Une affaire qui pourrait rebondir?

Selon lui, plusieurs ménages habitent la parcelle n°02, lot, 221, section AX qui fait 1037 m2. Mais il y a une portion de 400 m2 qui appartient à un vieux défunt et dont sa fille du nom de Fatimata Ouédraogo a hérité de cette portion. Celle-ci, toujours selon le récit de M. Cissé, l'a ensuite vendue à Harouna Ouédraogo qui se trouve être le patron de la Société de transport Nord Faso (STNF). ‹‹ Il (l'acquéreur) est venu faire le bornage de sa portion. Par la suite, il nous informe qu'il a besoin de tout le lot pour en faire sa gare routière. Il a même proposé de construire ailleurs pour nous mais nous avons refusé. C'est après cela qu'il est revenu avec un papier prouvant qu'il a acheté tout le lot, suivi d'un papier de justice nous ordonnant de quitter la cour ››, explique le jeune Cissé. Il se rappelle aussi que la famille a saisi les autorités coutumières et régionales du Nord mais sans pouvoir obtenir gain de cause.
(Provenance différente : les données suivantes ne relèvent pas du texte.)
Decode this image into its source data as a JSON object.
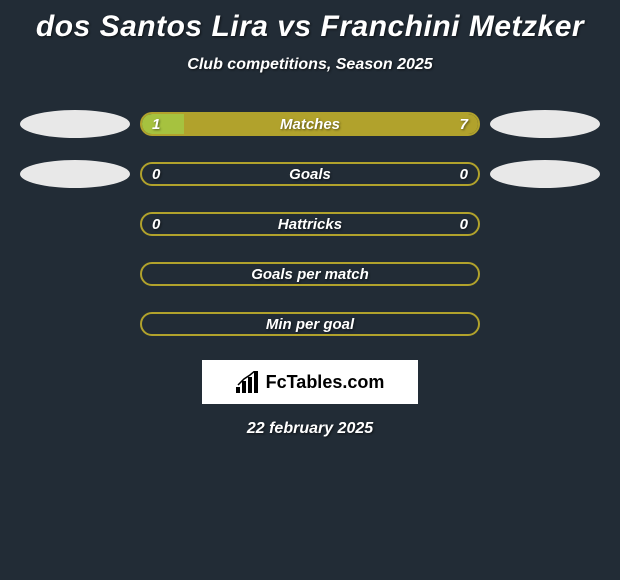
{
  "title": "dos Santos Lira vs Franchini Metzker",
  "subtitle": "Club competitions, Season 2025",
  "date": "22 february 2025",
  "brand": "FcTables.com",
  "colors": {
    "background": "#222c36",
    "accent": "#b1a22c",
    "fill": "#a6c23f",
    "ellipse_left_1": "#e8e8e8",
    "ellipse_left_2": "#e8e8e8",
    "ellipse_right_1": "#e8e8e8",
    "ellipse_right_2": "#e8e8e8",
    "text": "#ffffff"
  },
  "stats": [
    {
      "label": "Matches",
      "left_value": "1",
      "right_value": "7",
      "left_pct": 12.5,
      "right_pct": 87.5,
      "show_left_ellipse": true,
      "show_right_ellipse": true,
      "left_ellipse_color": "#e8e8e8",
      "right_ellipse_color": "#e8e8e8"
    },
    {
      "label": "Goals",
      "left_value": "0",
      "right_value": "0",
      "left_pct": 0,
      "right_pct": 0,
      "show_left_ellipse": true,
      "show_right_ellipse": true,
      "left_ellipse_color": "#e8e8e8",
      "right_ellipse_color": "#e8e8e8"
    },
    {
      "label": "Hattricks",
      "left_value": "0",
      "right_value": "0",
      "left_pct": 0,
      "right_pct": 0,
      "show_left_ellipse": false,
      "show_right_ellipse": false
    },
    {
      "label": "Goals per match",
      "left_value": "",
      "right_value": "",
      "left_pct": 0,
      "right_pct": 0,
      "show_left_ellipse": false,
      "show_right_ellipse": false
    },
    {
      "label": "Min per goal",
      "left_value": "",
      "right_value": "",
      "left_pct": 0,
      "right_pct": 0,
      "show_left_ellipse": false,
      "show_right_ellipse": false
    }
  ]
}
Mais ce que Moctar Cissé dit ne pas comprendre, c'est que leur sœur, Fatimata Ouédraogo (qui ne réside pas à Ouahigouya), a fait savoir qu'elle a reçu 6 millions de FCFA de sa vente. ‹‹ Est-ce qu'on peut acheter tout un lot au centre commercial à seulement 6 millions de F CFA? ››, s'interroge-t-il. Adama Savadogo, un autre habitant de la cour, la quarantaine révolue, estime que la justice est corrompue : ‹‹ elle appartient à ceux qui ont l'argent››. Ne sachant plus à quel Saint se vouer, nombre d'entre les expulsés ont fini par se résigner et disent se remettre à la justice divine. D'autres par contre ont indiqué ne pas en rester là. Contacté, l'acquéreur Harouna Ouédraogo estime n'avoir rien à dire, car ayant tous ses papiers en bonne et due forme. Néanmoins, il a laissé entendre qu'il a acheté toute la parcelle auprès de Fatimata Ouédraogo et non une portion.